I’ve been thinking about this cartoon a lot over the past week, as my colleague Huggy Rao and I spent last week leading an executive program called Customer-Focused Innovation. I will write a more detailed blog post about the program in the next week or so. This is a joint venture between the Stanford d.school and Graduate School of Business. I wrote a long post about what happened last year, but the basic structure is that the mornings are devoted to case discussions and lecture, where the executives use “clean” academic models to talk about ways to tackle innovation problems; and the afternoons are done in the “messy” d.school style, where they get out and observe an innovation challenge (this year it was redesigning the gas pump experience), brainstorm some solutions, develop some prototype solutions, and then get feedback from executives in the industry about what they like and don’t like about the solutions. The d.school experience was led by Perry Klebhan (who took a week off from his job as CEO of Timbuk2) and Alex Kazaks (who took a week of vacation from his job as a McKinsey consultant).
I first saw this New Yorker cartoon in a book called The Social Psychology of Organizing by Karl Weick, one my heroes who I've blogged about here before. I was thinking of it all week for several reasons.
First, in innovation, the people who precisely quantify – or try to quantify – the risks of any new idea can often come up with excellent reasons why a particular idea is likely to fail, and indeed, since most new ideas have a high failure rate, they are usually right when their logic – whatever numbers they assign – is applied to any particular new idea. BUT the rub is that if your organization never tries anything new because there is always a strong case against any new idea. As an example, look at this week’s Fortune, it shows that none of “green” investments yet backed by Silicon Valley venture capital firm Kleiner, Perkins, Caufield, & Byers (where Al Gore just accepted a job) has been financially successful yet. So the realists are winning a lot of innings lately – but without the idealists, we all lose in the end.
Second, one of the most powerful and persistent findings in the behavioral sciences is the self-fulfilling prophecy: Simply believing that something will happen, and convincing others that it will be so, increases the odds that it will, indeed, come true. Realists often do a fantastic job of convincing others why good ideas will fail; while idealists push on and inspire others to join them against the odds. Now, I am not against realists. We need real evidence and we need to know the risks of what we are doing, but the irony is that the odds of failure may be objectively lower for idealists then realists (and pessimists); so the prophecies of each group may be fulfilled. Moreover, when the odds are against you or your idea, oddly enough, one of the few methods that have been shown to increase the odds of success is convince yourself and others that – if everyone just persists – the odds of success are high. This paradox has always intrigued me and I write about it a lot in Weird Ideas That Work. And does have a very practical, and evidence-based, implication: All other things being equal, you should bet on optimists rather pessimists.

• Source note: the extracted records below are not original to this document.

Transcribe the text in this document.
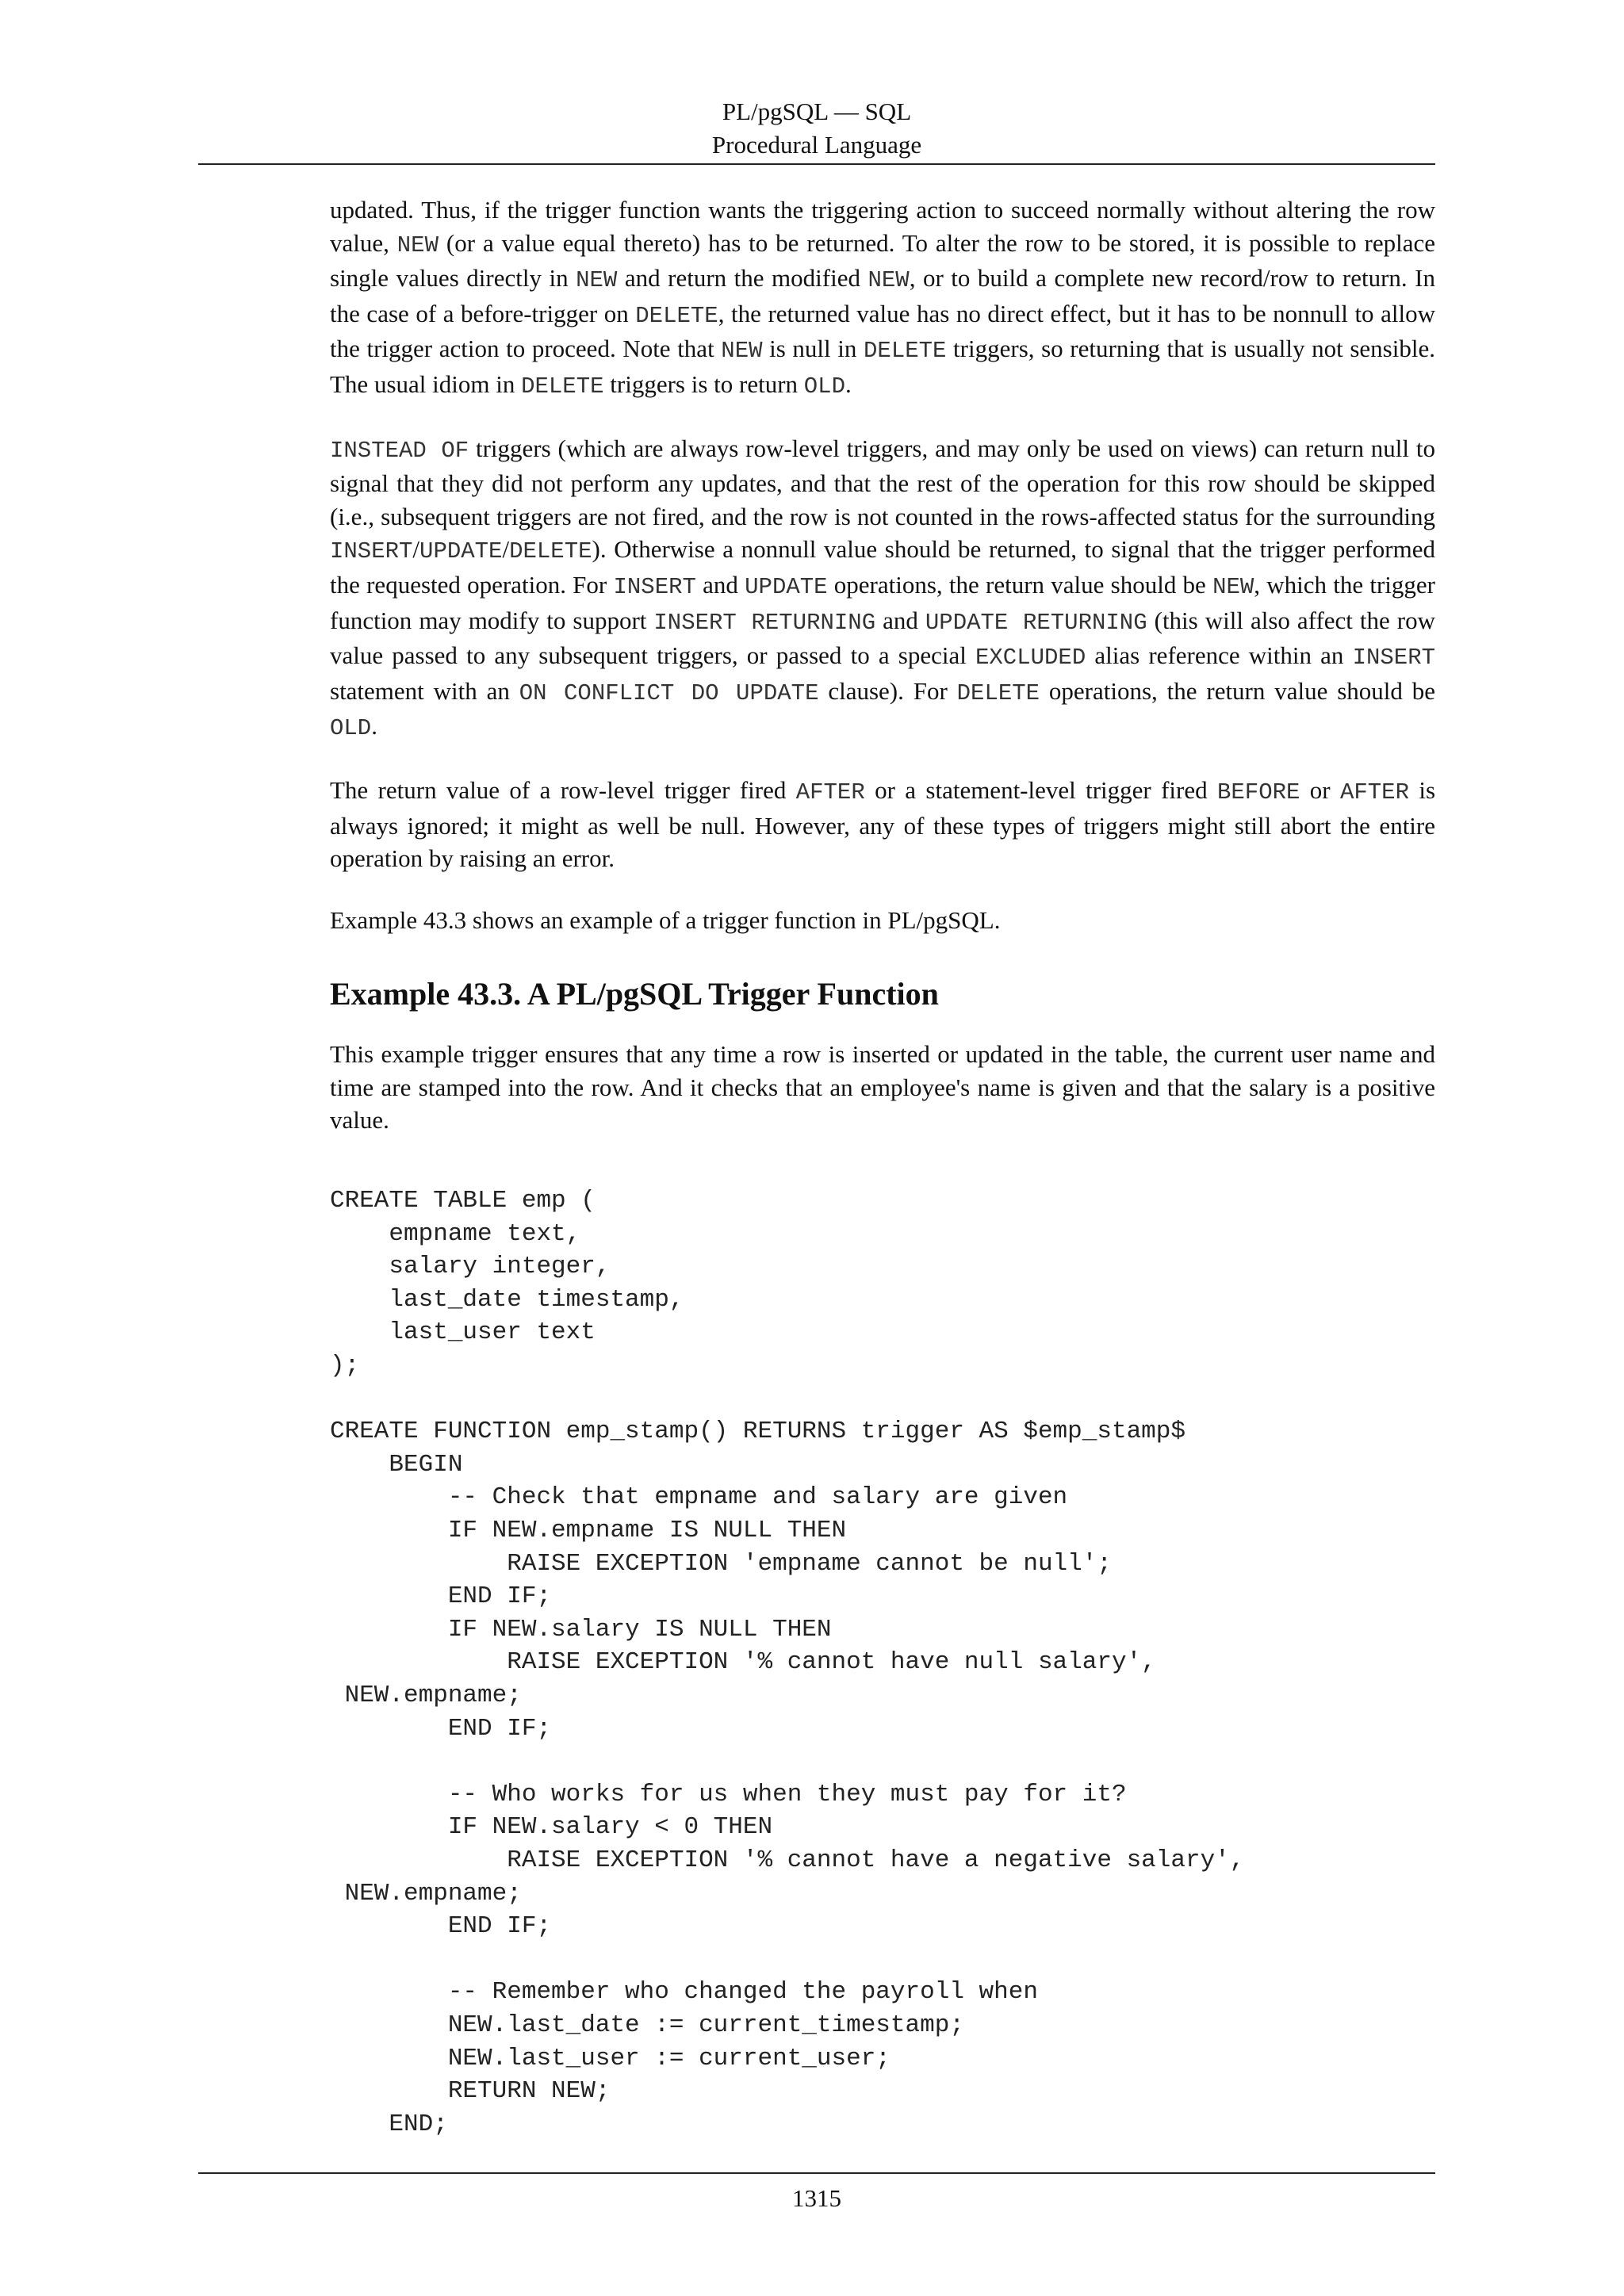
PL/pgSQL — SQL
Procedural Language

updated. Thus, if the trigger function wants the triggering action to succeed normally without altering the row value, NEW (or a value equal thereto) has to be returned. To alter the row to be stored, it is possible to replace single values directly in NEW and return the modified NEW, or to build a complete new record/row to return. In the case of a before-trigger on DELETE, the returned value has no direct effect, but it has to be nonnull to allow the trigger action to proceed. Note that NEW is null in DELETE triggers, so returning that is usually not sensible. The usual idiom in DELETE triggers is to return OLD.

INSTEAD OF triggers (which are always row-level triggers, and may only be used on views) can return null to signal that they did not perform any updates, and that the rest of the operation for this row should be skipped (i.e., subsequent triggers are not fired, and the row is not counted in the rows-affected status for the surrounding INSERT/UPDATE/DELETE). Otherwise a nonnull value should be returned, to signal that the trigger performed the requested operation. For INSERT and UPDATE operations, the return value should be NEW, which the trigger function may modify to support INSERT RETURNING and UPDATE RETURNING (this will also affect the row value passed to any subsequent triggers, or passed to a special EXCLUDED alias reference within an INSERT statement with an ON CONFLICT DO UPDATE clause). For DELETE operations, the return value should be OLD.

The return value of a row-level trigger fired AFTER or a statement-level trigger fired BEFORE or AFTER is always ignored; it might as well be null. However, any of these types of triggers might still abort the entire operation by raising an error.

Example 43.3 shows an example of a trigger function in PL/pgSQL.

Example 43.3. A PL/pgSQL Trigger Function

This example trigger ensures that any time a row is inserted or updated in the table, the current user name and time are stamped into the row. And it checks that an employee's name is given and that the salary is a positive value.

CREATE TABLE emp (
empname text,
salary integer,
last_date timestamp,
last_user text
);

CREATE FUNCTION emp_stamp() RETURNS trigger AS $emp_stamp$
BEGIN
-- Check that empname and salary are given
IF NEW.empname IS NULL THEN
RAISE EXCEPTION 'empname cannot be null';
END IF;
IF NEW.salary IS NULL THEN
RAISE EXCEPTION '% cannot have null salary',
NEW.empname;
END IF;

-- Who works for us when they must pay for it?
IF NEW.salary < 0 THEN
RAISE EXCEPTION '% cannot have a negative salary',
NEW.empname;
END IF;

-- Remember who changed the payroll when
NEW.last_date := current_timestamp;
NEW.last_user := current_user;
RETURN NEW;
END;
1315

Third and finally, it reminded me of the difference between the “clean” classroom experience in the morning and the “messy” d.school experience in the afternoon. The mornings were taught by master teachers, accustomed to orchestrating lecture and classroom discussion in way that scored runs consistently and predictably in just about every session (after you have taught case 50 times or more, the odds are that you’ve heard most of the questions before, and know how to handle the class). But the d.school experience meant that the teaching team was leading new exercise and that the executives were out of their comfort zones. Walking around gas stations, doing intense teamwork with people they had never met before, building prototypes of gas stations (and throwing away lots of ideas). So, to paraphrase what one executive said to us last year, the runs in “clean” part pile up faster and more consistently with in mornings, but at the end, the d.school experience wins out for many of them because they actually do creative work and have it evaluated by people who might actually use those ideas. Indeed, as a general rule, talking about how to make creativity happen in an organization is a lot less messy and confusing than actually doing creative work.
Of course, both the “clean” and “messy” approaches have strengths. In particular, it is easy to forget the big picture – the firm’s innovation strategy or core cultural elements – when you are talking to a pissed-off customer or trying to build a model of a gas station out of Lego, sliver tape, and foam. So Huggy and I believe that leading innovation requires both.
P.S. Note that I got (i.e., bought) permission from The New Yorker t o use this cartoon on my blog for six months. Please don’t paste into your page without getting permission from them.